Martin Huber: Ich hatte zum Beispiel im Ortenaukreis die Möglichkeit, in der AG Gesundheitskompetenz die App und meine Angebote vorzustellen, etwa den Krankenhausvorbereitungskurs. Ich habe gemerkt, wie wichtig Vernetzung ist. Es gibt viele Interessensvertretungen und Verbände. Ich bringe meine Expertise als Berufsschullehrer in der Pflege, als Gesundheits- und Krankenpfleger und auch aus meiner Rolle als Patient ein. So bin ich in Kontakt gekommen mit dem Landesseniorenrat oder dem VdK Sozialverband. Daraus entstehen Einladungen zu Vorträgen, bei denen ich über den Krankenhausaufenthalt spreche und die Clinic Coach-App vorstellen kann. Das ist immer ein Geben und Nehmen.
Ortenau Journal: Ihr habt auch einen Hackathon gewonnen. Was hatte es damit auf sich?
Martin Huber: Das war eine spannende Geschichte. Ich war auf der Messe Black Forest Space im Oktober, hatte dort kostenlose Tickets gewonnen und bin einfach hingegangen. Digitalisierung und KI sind ja überall präsent. Dort habe ich zufällig einen Gründer kennengelernt, der mir den Tipp gegeben hat, an einem Hackathon in Freiburg teilzunehmen. Der Hackathon wurde unter anderem von Herrn Braun, der Uniklinik und weiteren Partnern organisiert. Ich war drei Tage dort und konnte meine Patientenperspektive einbringen. Es ging viel um Programmierung und Künstliche Intelligenz und darum, wie diese sinnvoll im Gesundheitssystem eingesetzt werden kann.
Ortenau Journal: Du hast die Black Forest Space in Offenburg schon angesprochen. Was hast du von dort für deine Arbeit mitgenommen?
Martin Huber: Das Thema Gesundheit schwingt überall mit, vor allem in Verbindung mit Digitalisierung und KI. Dort waren viele große Unternehmen vertreten, aber auch Akteure aus dem Gesundheitsbereich.
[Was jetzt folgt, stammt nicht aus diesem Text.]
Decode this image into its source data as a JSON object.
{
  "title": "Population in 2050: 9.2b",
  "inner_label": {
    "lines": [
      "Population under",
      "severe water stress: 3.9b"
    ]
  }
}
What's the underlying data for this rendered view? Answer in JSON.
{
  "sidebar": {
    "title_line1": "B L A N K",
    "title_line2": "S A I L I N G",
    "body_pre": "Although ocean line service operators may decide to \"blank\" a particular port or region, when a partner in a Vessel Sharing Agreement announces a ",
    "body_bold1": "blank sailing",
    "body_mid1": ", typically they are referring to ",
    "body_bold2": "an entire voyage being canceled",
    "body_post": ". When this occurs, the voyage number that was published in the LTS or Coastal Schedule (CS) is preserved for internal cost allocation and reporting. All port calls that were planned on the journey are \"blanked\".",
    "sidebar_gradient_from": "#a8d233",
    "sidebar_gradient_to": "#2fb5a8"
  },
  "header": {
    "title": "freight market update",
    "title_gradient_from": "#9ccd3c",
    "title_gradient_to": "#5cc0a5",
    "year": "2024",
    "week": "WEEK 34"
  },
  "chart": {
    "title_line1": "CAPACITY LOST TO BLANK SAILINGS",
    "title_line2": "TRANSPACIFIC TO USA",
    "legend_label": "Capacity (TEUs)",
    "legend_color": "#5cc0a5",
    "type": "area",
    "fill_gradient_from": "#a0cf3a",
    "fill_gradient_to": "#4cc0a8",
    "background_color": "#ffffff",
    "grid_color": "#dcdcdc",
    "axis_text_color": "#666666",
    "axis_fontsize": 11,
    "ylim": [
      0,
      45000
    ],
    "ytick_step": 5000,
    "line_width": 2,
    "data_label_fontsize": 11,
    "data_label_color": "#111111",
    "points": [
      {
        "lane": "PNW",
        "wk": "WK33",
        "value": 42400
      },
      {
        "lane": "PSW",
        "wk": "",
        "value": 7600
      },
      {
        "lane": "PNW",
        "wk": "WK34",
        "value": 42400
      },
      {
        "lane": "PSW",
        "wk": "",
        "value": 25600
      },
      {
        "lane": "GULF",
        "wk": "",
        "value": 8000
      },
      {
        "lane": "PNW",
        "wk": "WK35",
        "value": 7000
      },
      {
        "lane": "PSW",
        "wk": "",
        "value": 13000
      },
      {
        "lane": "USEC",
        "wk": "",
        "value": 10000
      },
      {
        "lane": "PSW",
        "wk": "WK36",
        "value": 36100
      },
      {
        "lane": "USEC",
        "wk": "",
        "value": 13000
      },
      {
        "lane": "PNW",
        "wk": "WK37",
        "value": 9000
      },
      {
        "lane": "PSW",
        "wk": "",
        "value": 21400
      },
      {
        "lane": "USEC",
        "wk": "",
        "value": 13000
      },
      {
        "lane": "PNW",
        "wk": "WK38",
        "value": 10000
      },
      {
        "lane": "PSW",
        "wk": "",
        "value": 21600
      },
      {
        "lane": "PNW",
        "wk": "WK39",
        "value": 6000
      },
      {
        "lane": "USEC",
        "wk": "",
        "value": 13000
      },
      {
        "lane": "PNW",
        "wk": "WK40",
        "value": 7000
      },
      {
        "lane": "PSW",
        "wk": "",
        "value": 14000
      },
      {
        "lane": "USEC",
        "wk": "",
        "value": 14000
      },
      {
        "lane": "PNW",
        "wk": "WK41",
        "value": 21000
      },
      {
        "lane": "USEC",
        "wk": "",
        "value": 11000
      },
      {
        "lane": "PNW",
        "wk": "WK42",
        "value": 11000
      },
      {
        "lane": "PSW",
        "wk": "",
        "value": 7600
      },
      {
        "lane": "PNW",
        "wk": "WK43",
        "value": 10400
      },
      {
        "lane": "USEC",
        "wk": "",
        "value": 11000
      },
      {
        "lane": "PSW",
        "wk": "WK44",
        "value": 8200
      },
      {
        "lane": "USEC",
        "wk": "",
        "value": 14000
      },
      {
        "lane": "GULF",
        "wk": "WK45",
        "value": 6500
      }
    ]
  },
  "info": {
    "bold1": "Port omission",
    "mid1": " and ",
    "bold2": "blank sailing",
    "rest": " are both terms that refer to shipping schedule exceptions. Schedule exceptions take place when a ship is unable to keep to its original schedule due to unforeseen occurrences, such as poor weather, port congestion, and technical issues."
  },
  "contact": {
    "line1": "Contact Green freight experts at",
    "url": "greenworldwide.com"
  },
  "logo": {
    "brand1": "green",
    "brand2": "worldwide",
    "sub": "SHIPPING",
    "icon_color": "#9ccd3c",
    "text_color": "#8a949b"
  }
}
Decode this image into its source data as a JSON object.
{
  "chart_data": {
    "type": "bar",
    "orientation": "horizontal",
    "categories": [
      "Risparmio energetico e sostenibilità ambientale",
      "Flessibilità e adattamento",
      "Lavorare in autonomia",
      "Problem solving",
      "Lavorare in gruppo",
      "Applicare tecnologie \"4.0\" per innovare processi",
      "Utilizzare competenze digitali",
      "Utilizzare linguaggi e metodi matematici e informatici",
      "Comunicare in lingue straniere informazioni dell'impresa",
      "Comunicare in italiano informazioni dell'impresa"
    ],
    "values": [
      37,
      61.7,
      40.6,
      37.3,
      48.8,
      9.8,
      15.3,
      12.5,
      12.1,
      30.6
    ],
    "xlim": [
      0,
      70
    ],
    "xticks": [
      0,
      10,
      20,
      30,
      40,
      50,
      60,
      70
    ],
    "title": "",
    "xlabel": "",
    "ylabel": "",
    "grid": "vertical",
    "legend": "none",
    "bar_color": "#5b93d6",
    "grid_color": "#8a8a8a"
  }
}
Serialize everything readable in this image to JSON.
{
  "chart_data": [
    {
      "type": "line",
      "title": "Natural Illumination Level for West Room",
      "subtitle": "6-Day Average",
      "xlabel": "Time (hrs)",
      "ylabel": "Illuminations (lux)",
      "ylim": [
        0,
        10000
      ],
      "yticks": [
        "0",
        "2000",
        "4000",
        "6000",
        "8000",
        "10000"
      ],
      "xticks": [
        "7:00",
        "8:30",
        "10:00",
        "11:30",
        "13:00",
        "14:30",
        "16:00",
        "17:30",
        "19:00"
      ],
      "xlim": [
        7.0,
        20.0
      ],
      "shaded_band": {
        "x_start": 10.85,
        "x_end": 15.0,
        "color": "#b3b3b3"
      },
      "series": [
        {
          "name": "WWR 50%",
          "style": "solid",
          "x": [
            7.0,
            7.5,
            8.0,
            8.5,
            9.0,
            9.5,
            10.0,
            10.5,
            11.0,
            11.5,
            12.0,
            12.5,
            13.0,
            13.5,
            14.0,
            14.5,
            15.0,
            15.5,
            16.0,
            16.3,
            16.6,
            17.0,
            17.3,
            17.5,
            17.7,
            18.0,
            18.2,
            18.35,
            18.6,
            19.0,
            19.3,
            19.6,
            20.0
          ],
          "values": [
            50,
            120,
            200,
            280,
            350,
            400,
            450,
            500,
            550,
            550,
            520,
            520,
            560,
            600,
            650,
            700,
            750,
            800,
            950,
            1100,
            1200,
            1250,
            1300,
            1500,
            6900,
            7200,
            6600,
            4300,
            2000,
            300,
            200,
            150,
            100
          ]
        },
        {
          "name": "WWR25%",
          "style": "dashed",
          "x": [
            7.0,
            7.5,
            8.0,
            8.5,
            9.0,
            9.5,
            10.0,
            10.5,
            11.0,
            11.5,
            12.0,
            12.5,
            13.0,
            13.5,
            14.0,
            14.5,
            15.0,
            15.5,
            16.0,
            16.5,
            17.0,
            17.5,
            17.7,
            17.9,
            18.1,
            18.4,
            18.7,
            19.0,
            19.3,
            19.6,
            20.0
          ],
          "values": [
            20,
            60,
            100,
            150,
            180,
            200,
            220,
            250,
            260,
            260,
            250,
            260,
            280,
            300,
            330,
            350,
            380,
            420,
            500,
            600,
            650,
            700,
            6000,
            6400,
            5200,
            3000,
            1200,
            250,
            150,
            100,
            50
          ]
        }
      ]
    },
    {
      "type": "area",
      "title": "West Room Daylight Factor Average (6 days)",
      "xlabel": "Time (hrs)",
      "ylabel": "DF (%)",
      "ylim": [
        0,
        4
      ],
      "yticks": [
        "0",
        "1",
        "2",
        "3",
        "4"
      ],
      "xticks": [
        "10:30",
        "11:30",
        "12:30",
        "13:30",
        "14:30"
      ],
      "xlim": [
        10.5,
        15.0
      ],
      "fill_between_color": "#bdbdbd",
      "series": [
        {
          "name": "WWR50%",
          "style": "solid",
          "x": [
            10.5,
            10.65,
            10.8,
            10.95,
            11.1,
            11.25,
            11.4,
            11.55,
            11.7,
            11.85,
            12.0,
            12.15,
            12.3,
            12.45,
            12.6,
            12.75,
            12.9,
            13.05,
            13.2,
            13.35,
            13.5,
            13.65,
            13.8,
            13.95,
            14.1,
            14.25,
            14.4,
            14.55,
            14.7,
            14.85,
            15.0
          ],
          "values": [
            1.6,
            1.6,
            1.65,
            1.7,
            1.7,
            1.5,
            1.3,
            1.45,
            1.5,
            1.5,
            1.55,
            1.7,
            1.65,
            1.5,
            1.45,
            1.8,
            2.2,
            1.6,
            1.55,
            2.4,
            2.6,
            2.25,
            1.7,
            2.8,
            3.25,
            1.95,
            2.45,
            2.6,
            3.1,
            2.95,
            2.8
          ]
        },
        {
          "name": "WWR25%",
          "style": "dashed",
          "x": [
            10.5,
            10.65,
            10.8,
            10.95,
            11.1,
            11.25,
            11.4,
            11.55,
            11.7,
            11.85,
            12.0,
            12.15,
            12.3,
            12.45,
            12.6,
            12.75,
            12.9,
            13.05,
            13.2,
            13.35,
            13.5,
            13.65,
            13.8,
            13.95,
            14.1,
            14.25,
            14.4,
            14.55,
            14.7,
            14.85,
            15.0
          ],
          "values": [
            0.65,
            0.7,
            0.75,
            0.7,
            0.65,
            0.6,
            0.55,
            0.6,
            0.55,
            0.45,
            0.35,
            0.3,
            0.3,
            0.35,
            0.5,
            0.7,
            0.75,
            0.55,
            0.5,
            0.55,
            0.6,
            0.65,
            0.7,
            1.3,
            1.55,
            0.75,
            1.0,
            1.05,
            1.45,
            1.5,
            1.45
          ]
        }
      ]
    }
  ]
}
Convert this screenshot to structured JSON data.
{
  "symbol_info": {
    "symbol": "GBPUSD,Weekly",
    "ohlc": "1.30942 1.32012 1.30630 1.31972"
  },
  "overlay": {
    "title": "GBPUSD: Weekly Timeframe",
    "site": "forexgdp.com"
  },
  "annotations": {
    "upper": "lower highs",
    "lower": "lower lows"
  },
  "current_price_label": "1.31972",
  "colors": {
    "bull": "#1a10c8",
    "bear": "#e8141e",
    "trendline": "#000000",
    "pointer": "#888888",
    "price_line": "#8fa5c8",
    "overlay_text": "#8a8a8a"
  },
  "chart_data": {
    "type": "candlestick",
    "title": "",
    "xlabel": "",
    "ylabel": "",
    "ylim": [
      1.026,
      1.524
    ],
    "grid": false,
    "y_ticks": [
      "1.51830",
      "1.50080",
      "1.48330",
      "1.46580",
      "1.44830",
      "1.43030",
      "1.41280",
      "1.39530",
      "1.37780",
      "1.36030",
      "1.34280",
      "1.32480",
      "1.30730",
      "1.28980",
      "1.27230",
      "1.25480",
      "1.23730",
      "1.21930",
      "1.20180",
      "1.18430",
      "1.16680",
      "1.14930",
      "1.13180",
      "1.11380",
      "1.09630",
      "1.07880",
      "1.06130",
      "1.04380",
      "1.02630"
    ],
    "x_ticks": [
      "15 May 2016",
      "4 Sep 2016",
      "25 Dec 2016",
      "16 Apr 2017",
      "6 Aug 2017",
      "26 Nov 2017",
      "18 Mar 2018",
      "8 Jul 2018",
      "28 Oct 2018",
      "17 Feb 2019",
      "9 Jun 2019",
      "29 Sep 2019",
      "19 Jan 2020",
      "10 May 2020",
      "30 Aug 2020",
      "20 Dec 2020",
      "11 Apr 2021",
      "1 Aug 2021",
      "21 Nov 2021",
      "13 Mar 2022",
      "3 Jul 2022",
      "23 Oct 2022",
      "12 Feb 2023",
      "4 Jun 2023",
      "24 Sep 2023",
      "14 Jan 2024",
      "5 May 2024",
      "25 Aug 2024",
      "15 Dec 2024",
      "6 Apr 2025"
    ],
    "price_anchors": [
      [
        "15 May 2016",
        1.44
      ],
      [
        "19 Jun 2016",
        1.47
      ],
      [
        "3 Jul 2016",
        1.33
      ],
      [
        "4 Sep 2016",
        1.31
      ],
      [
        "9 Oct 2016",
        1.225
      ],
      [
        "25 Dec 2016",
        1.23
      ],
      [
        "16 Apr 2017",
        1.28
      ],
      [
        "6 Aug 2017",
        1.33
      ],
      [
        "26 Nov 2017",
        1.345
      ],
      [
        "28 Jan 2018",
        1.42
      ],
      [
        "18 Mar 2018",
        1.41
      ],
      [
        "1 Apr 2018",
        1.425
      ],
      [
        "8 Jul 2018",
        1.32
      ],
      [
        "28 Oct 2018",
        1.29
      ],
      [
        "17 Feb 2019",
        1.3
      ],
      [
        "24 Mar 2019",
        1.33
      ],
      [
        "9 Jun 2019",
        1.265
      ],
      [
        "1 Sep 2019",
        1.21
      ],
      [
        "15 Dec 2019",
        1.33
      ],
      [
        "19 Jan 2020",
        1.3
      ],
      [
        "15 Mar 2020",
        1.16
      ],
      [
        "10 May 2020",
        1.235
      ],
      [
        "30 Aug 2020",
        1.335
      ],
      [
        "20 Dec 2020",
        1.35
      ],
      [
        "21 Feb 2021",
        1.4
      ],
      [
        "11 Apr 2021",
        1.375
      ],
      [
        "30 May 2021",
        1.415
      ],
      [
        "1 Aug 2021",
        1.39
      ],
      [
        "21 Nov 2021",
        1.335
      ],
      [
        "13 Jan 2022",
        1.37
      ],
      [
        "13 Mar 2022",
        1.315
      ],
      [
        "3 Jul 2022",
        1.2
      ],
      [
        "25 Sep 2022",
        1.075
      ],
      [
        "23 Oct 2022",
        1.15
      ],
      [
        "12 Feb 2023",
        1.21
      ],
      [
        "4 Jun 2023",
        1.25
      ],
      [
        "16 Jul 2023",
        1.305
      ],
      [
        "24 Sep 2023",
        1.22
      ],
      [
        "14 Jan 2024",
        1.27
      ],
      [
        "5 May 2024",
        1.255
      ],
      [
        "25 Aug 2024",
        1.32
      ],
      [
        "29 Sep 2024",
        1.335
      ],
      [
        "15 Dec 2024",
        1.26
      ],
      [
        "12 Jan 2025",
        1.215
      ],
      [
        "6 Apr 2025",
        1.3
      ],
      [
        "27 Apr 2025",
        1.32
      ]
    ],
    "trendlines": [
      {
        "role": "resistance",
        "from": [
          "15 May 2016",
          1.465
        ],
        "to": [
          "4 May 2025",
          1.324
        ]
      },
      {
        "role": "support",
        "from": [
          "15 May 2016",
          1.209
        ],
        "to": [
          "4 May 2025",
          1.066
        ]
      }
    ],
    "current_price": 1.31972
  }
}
Ich konnte neue Kontakte knüpfen, etwa zu Pfizer oder zum Baden Campus, der später auch den Hackathon organisiert hat. Ich habe dort auch Martin Heuberger getroffen, den ehemaligen Handball-Bundestrainer. Das war ein lockeres Gespräch und auch er zeigte Interesse an der Clinic Coach-App. Insgesamt habe ich viele Kontakte und neue Impulse mitgenommen.
Ortenau Journal: Was können wir künftig noch von dir beziehungsweise vom Clinic Coach erwarten?
Martin Huber: Als Nächstes steht der nächste Krankenhausvorbereitungskurs an, den ich gemeinsam mit dem Ortenau Klinikum für Januar und Februar geplant habe. Dort möchte ich die Clinic Coach-App gezielt als ergänzendes Tool einsetzen und die Erfahrungen daraus einfließen lassen. Neu integriert habe ich eine Notfallliste: Über einen Notfallbutton öffnet sich eine Übersicht mit individuell auswählbaren Notfallkontakten – Telefonnummern, Hotlines, Sozialverbände, Hausarzt, Apotheke, Angehörige oder regionale Notrufnummern. Auch Hilfetelefone wie Krebs- oder Diabetes-Hotlines sowie Krisentelefone können eingebunden werden. Diese Liste kann individuell zusammengestellt und jederzeit in der App genutzt werden.